In this project, there are a couple of key contributions:

  1. ACPO-model framework with training, inference and feature quality control (FQC) tools to simpify inclusion of ML models in a compiler
  2. A set of script to enable ML framework to run as a parallel process to the compiler using named pipes
  3. A set of example models

Getting Started

Download the project into an appropriate folder in your compiler project, where it can be easily included in a build process that suits your needs. Generally, ACPO only requires to be visible to a project which references interfaces provided by ACPO and since it is written in Python binary generation is optional.

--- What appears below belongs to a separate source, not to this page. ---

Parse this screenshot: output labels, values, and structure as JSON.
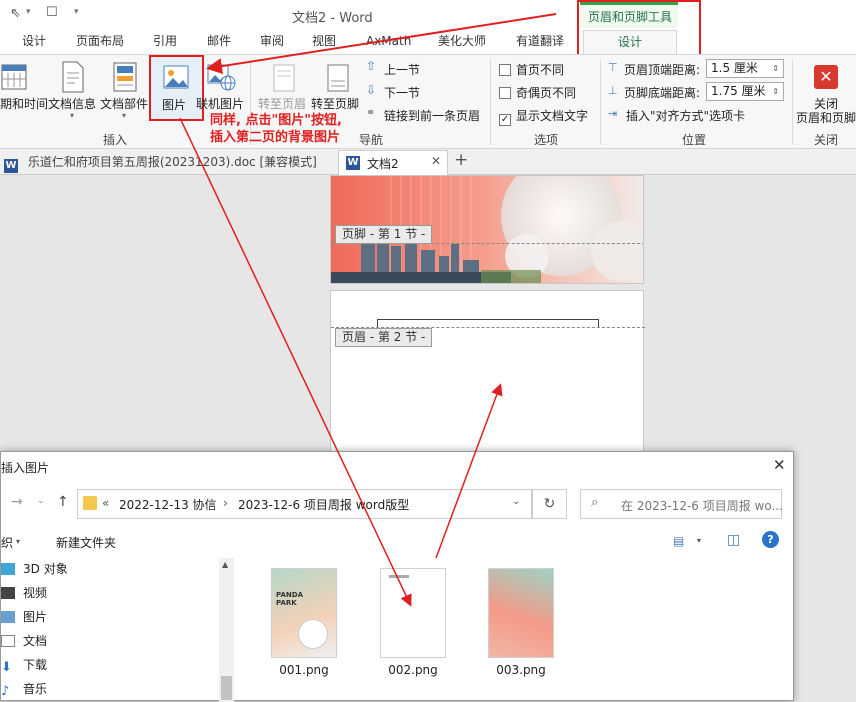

Each section of this repository contains requirements.txt files that specify python packages you will need to run the associated scripts with. Please ensure that you have the appropriate packages installed to have ACPO behave as intended.

Contributions

The ACPO framework is an evolving framework, part of a larger effort to make enable compilers with AI technology. We welcome contributions that make this framework better, faster and and larger in scope. This include providing models for various passes for community to use and build on. Please note that companion projects, for us specifically related to LLVM-based infrastructure, provide feature collection methods and interfaces to leverage ACPO in an easy-to-use way.

Feel free to reach out to us and contribute to help us make data-driven compilers with AI/ML capabilities.

AOP override

Support compiler version: llvm dev_17.0.6, please clone from gitee:https://gitee.com/openeuler/llvm-project branch dev_17.0.6

  1. Use cmd --save-model-type tensorflow when tarin ACPO model.
  2. Use tensorflow (version > 2.10) to pre-compile tf model. CMD eg: saved_model_cli aot_compile_cpu --multithreading false --dir MODEL_DIR --tag_set serve --signature_def_key serving_default --output_prefix FICompiledModel --cpp_class llvm::FICompiledModel
  3. Copy .h and .o file to the DIR=ACPO/override and confirm your machine type. eg: FICompiledModel-AARCH64.h FICompiledModel-AARCH64.o compiler buile type must same as pre-compile model typs.All x86-64 or all AARCH-64. use uname -m to see your type.
  4. Use overrides/utils/DumpScalerInfo.py to print your scale value form sc.pkl, and replace them in
    LLVM_DIR\llvm\include\llvm\Analysis\FIModelRunner.h note: mv your sc.pkl to overrides/utils and use CMD:python DumpScalerInfo.py to generate.
  5. Before you recompile compiler, must: set acpo_aot=1, override_aot=1 in build.sh. export OPENEULER_ACPO_DIR = "YOUR_ACPO_DIR" export TENSORFLOW_AOT_PATH = "PYTHON_DIR/site-packages/" (tensorflow must in dir, if not please pip install)
  6. Recompile compiler and AOT will be overrided.